Nairobi’s Kibera slum, an opposition stronghold, running battles erupted Friday between police and protesters.
Protesters have clashed with Kenyan police over high inflation and hunger.
The protest entered its third consecutive day on Friday with stone-throwing demonstrators clashing with the police in a Nairobi slum.
AFP reported that police officers were seen firing tear gas and rubber bullets amid mounting calls for dialogue between the government and the opposition.
The report stated that veteran opposition leader Raila Odinga called for three days of demonstrations this week, but appetite for the protests had largely waned by Thursday in most of the country, with schools and shops reopening.
In Nairobi’s Kibera slum, an opposition stronghold, running battles erupted Friday between police and protesters carrying rocks and crude weapons, while some demonstrators also set fire to tyres and used them as barricades, AFP journalists saw.
No violence was reported elsewhere in contrast to earlier demonstrations, which have resulted in 20 deaths since March, according to figures shared by the government and hospitals.
Kenyans have been struggling with high inflation since last year and earlier in the day, a crowd gathered in Kibera for a peaceful protest, banging pots and pans and chanting anti-government slogans about the cost of living.

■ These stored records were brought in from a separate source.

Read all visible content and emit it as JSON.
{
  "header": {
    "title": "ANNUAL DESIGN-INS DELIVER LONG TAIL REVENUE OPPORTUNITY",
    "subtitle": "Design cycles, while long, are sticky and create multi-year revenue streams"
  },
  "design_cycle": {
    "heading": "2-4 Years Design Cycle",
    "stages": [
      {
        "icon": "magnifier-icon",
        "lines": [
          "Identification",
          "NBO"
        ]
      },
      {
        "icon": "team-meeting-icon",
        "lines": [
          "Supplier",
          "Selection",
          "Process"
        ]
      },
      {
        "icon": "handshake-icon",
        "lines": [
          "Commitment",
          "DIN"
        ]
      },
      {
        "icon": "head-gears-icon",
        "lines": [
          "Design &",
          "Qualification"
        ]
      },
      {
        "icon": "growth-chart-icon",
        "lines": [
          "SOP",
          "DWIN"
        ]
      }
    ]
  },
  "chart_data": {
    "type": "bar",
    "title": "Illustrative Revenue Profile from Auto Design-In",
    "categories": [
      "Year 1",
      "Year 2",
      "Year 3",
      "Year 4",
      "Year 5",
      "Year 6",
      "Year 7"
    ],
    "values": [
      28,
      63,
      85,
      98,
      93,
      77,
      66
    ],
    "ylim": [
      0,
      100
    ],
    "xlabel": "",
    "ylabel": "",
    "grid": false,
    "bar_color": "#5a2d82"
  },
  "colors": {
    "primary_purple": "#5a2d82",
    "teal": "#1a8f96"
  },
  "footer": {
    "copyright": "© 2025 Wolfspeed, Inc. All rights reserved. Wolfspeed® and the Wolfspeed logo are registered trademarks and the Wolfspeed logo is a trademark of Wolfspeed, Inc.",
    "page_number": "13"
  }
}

But the scene turned ugly later, with demonstrators shouting “today is the final day” as they battled the police, who have been accused by rights campaigners of deploying excessive force.
The violence has alarmed Kenyans and the international community alike, with the Commonwealth Secretariat on Thursday joining calls for the two sides to hold talks.
“The Commonwealth is deeply concerned at the ongoing escalation of violence, conflict and loss of life in Kenya and calls on all leaders and communities to engage in dialogue,” it said.
“We call on leaders of all sides of the political divide to de-escalate the situation.”
Odinga called off demonstrations in April and May after President William Ruto agreed to dialogue, but the talks broke down.
Ruto has urged a halt to the protests, warning this week that anyone seeking “to cause mayhem” would face a tough police response.
Odinga says Ruto’s government is illegitimate and responsible for a cost-of-living crisis.
The interior ministry said late Thursday that normalcy had returned to the country “save for a few cases of looting and breach of the peace by small bands of marauding lawbreakers”.
“The ill-advised and unlawful outrage of crime has been thwarted and will not be allowed to re-emerge,” it said.